La morte di Simpson, inutilmente soccorso dal medico del Tour, il dottor Dumas, e trasferito poi via elicottero all' Ospedale Sainte Marhe di Avignone, fu nella arida verità scientifica in verità molto più articolata. 'Il decesso di Simpson' - recitava il referto autoptico e tossicoilogico ufficiale - 'va attribuito ad un collasso cardiocircolatorio dovuto ad una sommatoria di eventi, rappresentati dai fattori ambientali sfavorevoli (afa, alto tenore di umidità), da uno stato di estremo surmenage psico-fisico e dall'uso di medicamenti scoperti nell'atleta. A tale riguardo, si precisa che le tracce di amfetamina rilevate nel corridore non avrebbero potuto da sole determinarne la morte'. Quelle amfetamine, il doping discreto di quei tempi, 'così fanno tutti', il cui uso lo stesso Simpson non aveva mai negato, ancora in una intervista concessa a Rino Negri, alla partenza proprio di quella ultima tappa, precisando però che gli eccitanti lui li prendeva solo d'inverno, negli allenamenti in Belgio, per aiutarsi sotto la pioggia:' ma in giornate calde come questa' - aggiungeva - 'con una sola compressa di metedrina salteresti per aria'.... Simpson, nato a Doncaster, in Inghilterra il 10 novembre 1937, morì così non ancora trentenne, dopo una carriera folgorante che lo aveva visto sbarcare in continente nel ’59 ed imporsi subito alla attenzione del pubblico. Già quarto, a soli 22 anni, nel Campionato del Mondo ’59 vinto a Zandvoort da Darrigade davanti al nostro Gismondi, Simpson avrebbe conquistato, igrazie alle sue qualità di lottatore ed attaccante indomito, il Giro delle Fiandre ’61 bruciando Nino De Filippis, la Milano-Sanremo ’64, dopo un avvincente testa a testa con Raymond Poulidor, primo britannico a riuscire in un’impresa considerata storica nel Regno Unito al punto da meritargli ìl titolo di ‘baronetto’ conferitogli dalla Regina Elisabetta, il Giro di Lombardia ’65 e nello stesso anno, in Spagna, il Campionato del Mondo, dinanzi a Rudy Altig… E fu primo inglese, ancora, o specialmente, ad indossare la maglia gialla, nel Tour ’62, concluso al sesto posto, il suo miglior risultato nella corsa francese. Quel Tour de France, dal profilo costellato da Alpi e Pirenei , che per il ragazzo inglese che aveva domato solo le colline dello Yorkshire avrebbe rappresentato la grande dichiarata scommessa della vita. Un traguardo su cui giocarsi, una volta almeno, purtroppo senza rivincita, il cuore.

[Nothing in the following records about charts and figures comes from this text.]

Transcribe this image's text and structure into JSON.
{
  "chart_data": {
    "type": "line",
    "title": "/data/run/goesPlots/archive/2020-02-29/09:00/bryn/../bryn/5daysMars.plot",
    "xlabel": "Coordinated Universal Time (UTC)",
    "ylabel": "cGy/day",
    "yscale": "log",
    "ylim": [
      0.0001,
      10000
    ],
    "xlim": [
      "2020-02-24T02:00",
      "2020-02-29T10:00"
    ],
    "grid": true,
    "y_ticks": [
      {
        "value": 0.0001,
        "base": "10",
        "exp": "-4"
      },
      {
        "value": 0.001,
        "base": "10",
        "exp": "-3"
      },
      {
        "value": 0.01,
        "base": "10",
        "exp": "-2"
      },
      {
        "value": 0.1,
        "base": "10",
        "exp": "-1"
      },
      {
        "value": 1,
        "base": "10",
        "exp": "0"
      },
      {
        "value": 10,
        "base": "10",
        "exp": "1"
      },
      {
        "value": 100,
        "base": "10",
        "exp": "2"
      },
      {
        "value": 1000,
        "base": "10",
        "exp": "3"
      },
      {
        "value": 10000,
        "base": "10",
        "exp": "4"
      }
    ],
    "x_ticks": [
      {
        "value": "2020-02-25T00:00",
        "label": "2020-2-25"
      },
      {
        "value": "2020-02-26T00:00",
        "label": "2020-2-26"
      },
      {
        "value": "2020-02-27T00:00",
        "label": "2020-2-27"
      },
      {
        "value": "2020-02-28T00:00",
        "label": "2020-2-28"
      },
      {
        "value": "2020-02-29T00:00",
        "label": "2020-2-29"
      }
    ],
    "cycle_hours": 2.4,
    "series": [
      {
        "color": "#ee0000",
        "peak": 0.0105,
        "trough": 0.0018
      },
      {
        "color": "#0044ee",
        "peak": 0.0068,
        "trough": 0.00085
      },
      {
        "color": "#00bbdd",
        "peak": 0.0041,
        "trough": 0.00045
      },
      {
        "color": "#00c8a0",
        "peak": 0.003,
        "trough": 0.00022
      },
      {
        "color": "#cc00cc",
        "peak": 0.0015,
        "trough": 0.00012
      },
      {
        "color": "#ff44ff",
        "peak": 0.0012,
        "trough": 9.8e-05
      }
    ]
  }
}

Ed è ancora viva, dell'indomani della tragedia, la tenerezza spaurita di quella squadra della Gran Bretagna in maglia bianca che già si era sfaldata prima delle Alpi - superstiti con lui, capitano, i soli Denson, Hoban, Lewis, e Metcalfe - e la vittoria offerta, in segno di rispetto al povero Simpson, a Barry Hoban che si sarebbe presentato da solo, sul traguardo di Sete, in lacrime, e con quattro minuti di vantaggio su un gruppo attonito. E si ricorda ancora, un epilogo definitivo, qualche anno dopo, quando il segno del dolore si trasfigurò in una storia pudica che non sfumò mai nel pettegolezzo, ed Hoban sposò la vedova di Simpson e ne adottò i figli.
Dal Tour 1968, intanto, quei controlli antidoping che avevano fatto un esordio occasionale già al Tour '66 ed erano stati violentemente boicottati dai ciclisti stessi, divennero obbligatori. Per colpa, o per merito infinito, di Tommy Simpson, l'unico 'baronetto' del ciclismo.